The 1997 game, Blade Runner from Westwood Studios (the folks responsible for some interesting adventure games like The Journeyman Project and its sequels) was odd in that it looks unlike almost anything else that came out at the time and was actually quite good. Putting players in the shoes of McCoy, another Blade Runner in L.A. in 2019, the point-and-click adventure game tasks players with playing the role of the detective as he travels the city to solve replicant-related crimes. Employing atmospheric 3D graphics and full-motion video designed to evoke scenes from the film, it also sets the story during the events of the movie, with characters from the film—many voiced by their original actors—showing up and driving the plot.
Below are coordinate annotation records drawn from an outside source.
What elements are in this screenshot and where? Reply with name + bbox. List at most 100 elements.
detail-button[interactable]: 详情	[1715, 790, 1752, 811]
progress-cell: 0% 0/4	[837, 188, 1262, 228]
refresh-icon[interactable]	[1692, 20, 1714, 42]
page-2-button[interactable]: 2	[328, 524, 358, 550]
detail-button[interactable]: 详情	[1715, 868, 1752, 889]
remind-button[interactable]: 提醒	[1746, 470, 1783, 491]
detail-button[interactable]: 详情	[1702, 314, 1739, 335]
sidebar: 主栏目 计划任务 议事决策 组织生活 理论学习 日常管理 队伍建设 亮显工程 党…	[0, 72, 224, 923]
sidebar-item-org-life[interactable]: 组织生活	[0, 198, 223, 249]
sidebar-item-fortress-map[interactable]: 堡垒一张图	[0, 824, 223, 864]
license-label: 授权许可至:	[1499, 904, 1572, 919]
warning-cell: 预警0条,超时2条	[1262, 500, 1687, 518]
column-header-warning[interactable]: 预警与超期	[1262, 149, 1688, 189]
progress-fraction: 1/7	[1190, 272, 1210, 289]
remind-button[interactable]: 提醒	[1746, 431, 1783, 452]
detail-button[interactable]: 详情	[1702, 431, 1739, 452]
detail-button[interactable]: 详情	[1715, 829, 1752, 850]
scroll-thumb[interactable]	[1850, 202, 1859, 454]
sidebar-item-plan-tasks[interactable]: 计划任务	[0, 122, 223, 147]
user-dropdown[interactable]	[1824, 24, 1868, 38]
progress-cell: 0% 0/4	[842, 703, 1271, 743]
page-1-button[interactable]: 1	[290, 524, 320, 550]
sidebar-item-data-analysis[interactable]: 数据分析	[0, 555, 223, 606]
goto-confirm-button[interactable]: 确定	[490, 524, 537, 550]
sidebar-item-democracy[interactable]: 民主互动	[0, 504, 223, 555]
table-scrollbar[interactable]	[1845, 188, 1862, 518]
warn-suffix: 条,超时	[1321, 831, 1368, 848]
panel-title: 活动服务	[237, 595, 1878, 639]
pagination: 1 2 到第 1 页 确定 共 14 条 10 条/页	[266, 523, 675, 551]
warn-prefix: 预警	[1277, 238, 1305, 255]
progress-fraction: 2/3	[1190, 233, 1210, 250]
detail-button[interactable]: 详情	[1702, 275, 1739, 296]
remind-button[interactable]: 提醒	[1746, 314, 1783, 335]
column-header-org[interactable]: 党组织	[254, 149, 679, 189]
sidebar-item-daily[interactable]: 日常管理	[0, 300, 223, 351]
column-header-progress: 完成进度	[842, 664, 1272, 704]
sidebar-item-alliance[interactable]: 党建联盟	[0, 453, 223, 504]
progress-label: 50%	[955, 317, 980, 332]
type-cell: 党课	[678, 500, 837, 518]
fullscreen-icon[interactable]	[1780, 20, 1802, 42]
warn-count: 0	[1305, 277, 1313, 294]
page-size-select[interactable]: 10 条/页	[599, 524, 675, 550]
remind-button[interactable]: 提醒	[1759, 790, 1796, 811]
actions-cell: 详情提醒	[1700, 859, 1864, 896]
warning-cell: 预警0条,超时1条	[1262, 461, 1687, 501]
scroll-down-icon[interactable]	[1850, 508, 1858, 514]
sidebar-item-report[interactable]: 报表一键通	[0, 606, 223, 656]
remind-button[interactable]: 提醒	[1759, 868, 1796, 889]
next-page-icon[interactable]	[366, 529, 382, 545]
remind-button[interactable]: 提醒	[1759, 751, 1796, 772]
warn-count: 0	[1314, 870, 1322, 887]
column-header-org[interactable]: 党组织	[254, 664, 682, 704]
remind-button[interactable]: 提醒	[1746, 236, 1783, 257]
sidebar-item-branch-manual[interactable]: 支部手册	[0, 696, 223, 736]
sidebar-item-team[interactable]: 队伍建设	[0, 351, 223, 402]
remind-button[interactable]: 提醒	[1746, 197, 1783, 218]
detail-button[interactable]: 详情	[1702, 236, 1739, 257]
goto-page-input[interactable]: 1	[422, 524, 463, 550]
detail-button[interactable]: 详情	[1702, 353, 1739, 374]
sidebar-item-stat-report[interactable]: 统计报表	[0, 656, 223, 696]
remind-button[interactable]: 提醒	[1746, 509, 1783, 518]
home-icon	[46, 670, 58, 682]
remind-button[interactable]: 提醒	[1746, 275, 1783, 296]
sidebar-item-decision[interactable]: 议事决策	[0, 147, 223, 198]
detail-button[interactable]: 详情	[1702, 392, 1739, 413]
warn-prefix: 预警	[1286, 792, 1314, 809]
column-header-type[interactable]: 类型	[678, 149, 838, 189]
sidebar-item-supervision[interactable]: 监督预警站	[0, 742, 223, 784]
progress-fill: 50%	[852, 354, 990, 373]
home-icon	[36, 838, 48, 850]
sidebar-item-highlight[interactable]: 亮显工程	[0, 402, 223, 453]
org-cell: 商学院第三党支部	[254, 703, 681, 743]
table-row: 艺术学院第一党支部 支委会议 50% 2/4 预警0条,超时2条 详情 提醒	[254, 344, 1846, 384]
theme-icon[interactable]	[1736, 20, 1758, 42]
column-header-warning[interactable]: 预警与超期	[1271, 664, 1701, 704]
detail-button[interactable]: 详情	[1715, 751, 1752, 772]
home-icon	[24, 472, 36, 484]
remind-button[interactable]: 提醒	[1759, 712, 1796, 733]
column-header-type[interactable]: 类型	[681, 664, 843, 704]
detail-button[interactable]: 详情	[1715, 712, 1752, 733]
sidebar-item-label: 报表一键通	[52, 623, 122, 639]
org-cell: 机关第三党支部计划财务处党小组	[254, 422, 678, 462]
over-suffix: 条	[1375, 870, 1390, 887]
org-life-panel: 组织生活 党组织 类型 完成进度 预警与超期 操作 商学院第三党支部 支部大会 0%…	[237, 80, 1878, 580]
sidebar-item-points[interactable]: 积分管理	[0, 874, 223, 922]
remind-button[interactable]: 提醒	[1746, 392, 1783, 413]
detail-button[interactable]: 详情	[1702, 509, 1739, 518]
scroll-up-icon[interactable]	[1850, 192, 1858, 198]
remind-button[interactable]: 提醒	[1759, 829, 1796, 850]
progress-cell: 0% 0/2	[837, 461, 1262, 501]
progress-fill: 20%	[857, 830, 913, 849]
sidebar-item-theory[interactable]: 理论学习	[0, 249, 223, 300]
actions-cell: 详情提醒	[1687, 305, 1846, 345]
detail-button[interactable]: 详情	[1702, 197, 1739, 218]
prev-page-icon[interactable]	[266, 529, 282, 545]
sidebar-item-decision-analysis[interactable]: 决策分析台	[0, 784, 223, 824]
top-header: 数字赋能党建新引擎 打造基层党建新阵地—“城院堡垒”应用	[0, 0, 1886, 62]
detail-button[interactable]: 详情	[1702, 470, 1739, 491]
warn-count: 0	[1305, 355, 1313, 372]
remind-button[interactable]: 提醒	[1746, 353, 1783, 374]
That alone would have been impressive, but its clear there’s some genuine love for the film in the DNA of this game. You get to conduct interrogations, sift through crime scenes for clues, bark orders to “ENHANCE!” at the photo machine, and even conduct the weird Voight-Kampff testing to try to figure out if individual characters are humans or replicants.

One major element tying all of these adaptations and spinoffs together that has always jumped out at me is how they seek to so faithfully recreate such specific scenes or feelings from the original film. The books revisit scenes obsessively, to the point they seem to be trying to correct the little flubs or inconsistencies from the movie or just completely reenacting them: In Replicant Night, Deckard is a consultant on a movie about the plot of the original movie. The shot-for-shot theft of tableau from the movie in the 1997 video game reflects this desire to stay and linger in the world of the movie. It’ll be interesting, now that there’s finally been an official, undisputed continuation of the story in theaters, to see whether these spinoffs start to go into truly new and speculative territory.